Commentaar: Nooit uitgeregeerd
In de wandelgangen aan het Binnenhof wordt het regelmatig gefluisterd: nog even en de coalitie is uitgeregeerd; de belangrijkste bezuinigingsoperaties, die het hart van het regeerakkoord vormen, zijn geheel of bijna geheel door het parlement geloodst. Als dat klopt, rijst de vraag: Hoe moeten VVD en PvdA de komende drie jaar –Kamerverkiezingen staan pas in maart 2017 op de rol– doorbrengen? Met uitgeput en ongeïnspireerd op de winkel passen?
Wie het rapport ”Naar een lerende economie” van de Wetenschappelijke Raad voor het Regeringsbeleid (WRR) leest, beseft dat daar geen enkele noodzaak en aanleiding toe is. In dit in november vorig jaar uitgebrachte rapport luidt de WRR min of meer de noodklok over onze economie. Niet dat Nederland het momenteel zo slecht doet, maar decennia van welvaart hebben ons land wel gemakzuchtig gemaakt. Als we niet oppassen en nalaten om met name ons onderwijssysteem rigoureus te vernieuwen, dreigen we achterop te raken, waarschuwt de WRR. We moeten met z’n allen slimmer en wendbaarder worden om ons in de snel veranderende wereldeconomie staande te kunnen houden, schrijft de raad, die zijn advies vergezeld doet gaan van concrete aanbevelingen en aandachtspunten.
De reactie van het kabinet op dit doorwrochte advies viel tegen. „Het meeste wat erin staat doen we allang”, stelden de ministers Kamp (EZ) en Bussemaker (OCW) destijds al te sussend in een interview met de NRC. Premier Rutte koos deze week, in een Kamerdebat over het rapport, dezelfde verdedigingslinie, al ging hij wel akkoord met het voorstel van de Kamer om een ”toekomstfonds” van zo’n 100 miljoen euro te creëren waaruit innovaties en verbeteringen van de economie gefinancierd kunnen worden.
Dat laatste is natuurlijk niet verkeerd. Toch is het tegelijkertijd niet meer dan een eerste stapje. De grote vraag is namelijk wat de regering dan vervolgens met dat geld gaat doen en of die centen dan werkelijk ingezet gaan worden om het Nederlandse verdienvermogen te verbeteren.

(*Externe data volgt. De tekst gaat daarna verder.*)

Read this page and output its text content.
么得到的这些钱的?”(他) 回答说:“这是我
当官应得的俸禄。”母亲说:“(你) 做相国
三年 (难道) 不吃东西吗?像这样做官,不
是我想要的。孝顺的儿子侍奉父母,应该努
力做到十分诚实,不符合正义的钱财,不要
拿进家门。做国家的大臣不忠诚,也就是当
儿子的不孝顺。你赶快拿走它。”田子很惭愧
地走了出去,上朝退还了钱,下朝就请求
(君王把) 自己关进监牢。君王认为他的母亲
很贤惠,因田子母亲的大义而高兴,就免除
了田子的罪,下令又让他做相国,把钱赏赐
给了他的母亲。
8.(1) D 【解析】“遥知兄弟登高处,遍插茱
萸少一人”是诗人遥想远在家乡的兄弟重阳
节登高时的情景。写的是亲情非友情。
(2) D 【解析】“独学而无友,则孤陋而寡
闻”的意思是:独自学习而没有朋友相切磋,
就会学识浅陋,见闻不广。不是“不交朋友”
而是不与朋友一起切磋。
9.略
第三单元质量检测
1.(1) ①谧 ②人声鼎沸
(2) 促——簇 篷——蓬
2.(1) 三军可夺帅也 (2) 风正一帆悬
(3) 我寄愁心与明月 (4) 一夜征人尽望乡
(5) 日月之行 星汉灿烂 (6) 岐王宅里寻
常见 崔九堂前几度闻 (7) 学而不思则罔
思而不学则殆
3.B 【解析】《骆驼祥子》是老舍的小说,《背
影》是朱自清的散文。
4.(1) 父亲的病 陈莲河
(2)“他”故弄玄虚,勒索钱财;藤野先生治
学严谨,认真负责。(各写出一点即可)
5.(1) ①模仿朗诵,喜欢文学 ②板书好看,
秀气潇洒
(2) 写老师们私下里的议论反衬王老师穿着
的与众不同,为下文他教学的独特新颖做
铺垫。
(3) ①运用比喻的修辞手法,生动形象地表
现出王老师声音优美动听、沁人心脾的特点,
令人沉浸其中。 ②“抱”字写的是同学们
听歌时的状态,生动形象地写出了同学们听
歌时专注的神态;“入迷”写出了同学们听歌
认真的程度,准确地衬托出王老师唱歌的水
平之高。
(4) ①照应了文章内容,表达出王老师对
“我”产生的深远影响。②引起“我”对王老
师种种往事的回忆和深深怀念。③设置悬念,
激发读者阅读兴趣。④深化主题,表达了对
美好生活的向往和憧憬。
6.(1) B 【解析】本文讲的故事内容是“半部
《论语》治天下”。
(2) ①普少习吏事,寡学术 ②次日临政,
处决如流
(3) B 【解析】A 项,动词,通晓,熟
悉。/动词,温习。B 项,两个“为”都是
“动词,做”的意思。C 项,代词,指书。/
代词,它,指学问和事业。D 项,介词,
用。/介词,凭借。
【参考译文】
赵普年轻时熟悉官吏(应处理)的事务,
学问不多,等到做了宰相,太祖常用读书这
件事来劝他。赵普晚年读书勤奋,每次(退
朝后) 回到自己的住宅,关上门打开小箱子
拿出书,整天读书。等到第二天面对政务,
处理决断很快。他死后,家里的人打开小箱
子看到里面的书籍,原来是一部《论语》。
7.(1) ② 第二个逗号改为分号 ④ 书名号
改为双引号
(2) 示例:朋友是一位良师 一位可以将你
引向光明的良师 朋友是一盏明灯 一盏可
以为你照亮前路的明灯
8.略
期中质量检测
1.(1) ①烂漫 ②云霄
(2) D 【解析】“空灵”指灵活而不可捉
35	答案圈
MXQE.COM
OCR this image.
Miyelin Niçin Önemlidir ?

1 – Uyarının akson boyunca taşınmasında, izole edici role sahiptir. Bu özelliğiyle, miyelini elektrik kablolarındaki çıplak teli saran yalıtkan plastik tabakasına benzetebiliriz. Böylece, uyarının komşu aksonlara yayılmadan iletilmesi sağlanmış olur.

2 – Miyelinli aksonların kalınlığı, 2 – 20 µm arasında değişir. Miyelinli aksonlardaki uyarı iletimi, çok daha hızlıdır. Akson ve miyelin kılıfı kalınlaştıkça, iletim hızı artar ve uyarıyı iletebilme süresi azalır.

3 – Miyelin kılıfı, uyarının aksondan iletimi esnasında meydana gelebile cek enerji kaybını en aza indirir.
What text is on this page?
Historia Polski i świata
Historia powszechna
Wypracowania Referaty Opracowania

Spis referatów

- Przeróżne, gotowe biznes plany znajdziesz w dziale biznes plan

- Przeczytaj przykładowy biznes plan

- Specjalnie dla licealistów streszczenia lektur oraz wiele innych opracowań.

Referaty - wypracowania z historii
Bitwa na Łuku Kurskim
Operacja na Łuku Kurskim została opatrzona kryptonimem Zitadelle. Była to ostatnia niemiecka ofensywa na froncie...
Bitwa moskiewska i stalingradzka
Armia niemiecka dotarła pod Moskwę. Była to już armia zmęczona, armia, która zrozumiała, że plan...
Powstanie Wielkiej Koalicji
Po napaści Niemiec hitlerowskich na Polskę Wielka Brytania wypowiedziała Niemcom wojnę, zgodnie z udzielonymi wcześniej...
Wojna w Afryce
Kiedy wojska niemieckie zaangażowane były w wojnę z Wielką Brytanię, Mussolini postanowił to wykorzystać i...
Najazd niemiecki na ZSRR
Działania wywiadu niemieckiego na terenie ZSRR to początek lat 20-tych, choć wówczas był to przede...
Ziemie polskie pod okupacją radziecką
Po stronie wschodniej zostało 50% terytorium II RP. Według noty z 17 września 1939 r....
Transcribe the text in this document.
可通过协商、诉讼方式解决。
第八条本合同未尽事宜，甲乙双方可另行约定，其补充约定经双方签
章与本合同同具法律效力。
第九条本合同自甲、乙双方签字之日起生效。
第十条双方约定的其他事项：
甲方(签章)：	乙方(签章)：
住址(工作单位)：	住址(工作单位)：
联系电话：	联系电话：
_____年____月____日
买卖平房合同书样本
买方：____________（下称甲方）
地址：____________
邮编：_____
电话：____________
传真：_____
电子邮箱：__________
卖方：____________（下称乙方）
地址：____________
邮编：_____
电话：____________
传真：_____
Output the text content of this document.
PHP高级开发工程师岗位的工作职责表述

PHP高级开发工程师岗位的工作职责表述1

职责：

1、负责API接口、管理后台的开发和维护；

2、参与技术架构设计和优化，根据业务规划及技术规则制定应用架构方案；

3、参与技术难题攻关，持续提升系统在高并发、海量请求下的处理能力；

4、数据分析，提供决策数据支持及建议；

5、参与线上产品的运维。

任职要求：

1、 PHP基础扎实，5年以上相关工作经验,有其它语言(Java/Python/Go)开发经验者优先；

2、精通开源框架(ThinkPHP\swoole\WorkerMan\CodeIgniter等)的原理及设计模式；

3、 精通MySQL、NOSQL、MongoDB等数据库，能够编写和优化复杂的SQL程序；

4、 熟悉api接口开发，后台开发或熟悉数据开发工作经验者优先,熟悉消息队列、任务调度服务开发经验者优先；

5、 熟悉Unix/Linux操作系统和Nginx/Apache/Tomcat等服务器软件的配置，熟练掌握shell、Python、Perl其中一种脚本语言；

Belangrijker nog dan zo’n toekomstfonds is dat politici tussen de oren krijgen dat gemakzucht en gearriveerdheid uit den boze zijn als het over onze economie en ons onderwijsbestel gaat. Als het klopt dat het Nederlandse onderwijs achteruit boert, dat op middelbare scholen een op de vijf lessen door een onbevoegde docent worden gegeven en dat leraren aan nascholing veel te weinig toekomen, moet dat bij bewindslieden en Kamerleden alarmbellen doen rinkelen.
Van politici mag worden verwacht dat zij niet te snel tevreden zijn met wat zij feitelijk al doen, maar dat zij in het maken van beleid steeds bezig zijn met de vraag: Is dit werkelijk voldoende? En: Wat kan ik nog meer doen? Toegespitst op het thema van de WRR: Hoe kan ik het beroepsonderwijs nog beter laten samenwerken met het bedrijfsleven, hoe kan ik het onderwijssysteem wendbaarder maken, hoe zorg ik dat onze uitgaven aan zorg en sociale zekerheid de uitgaven aan onderwijs niet verdringen? enzovoort.
Een coalitie die deze kwesties beetpakt, is nooit uitgeregeerd.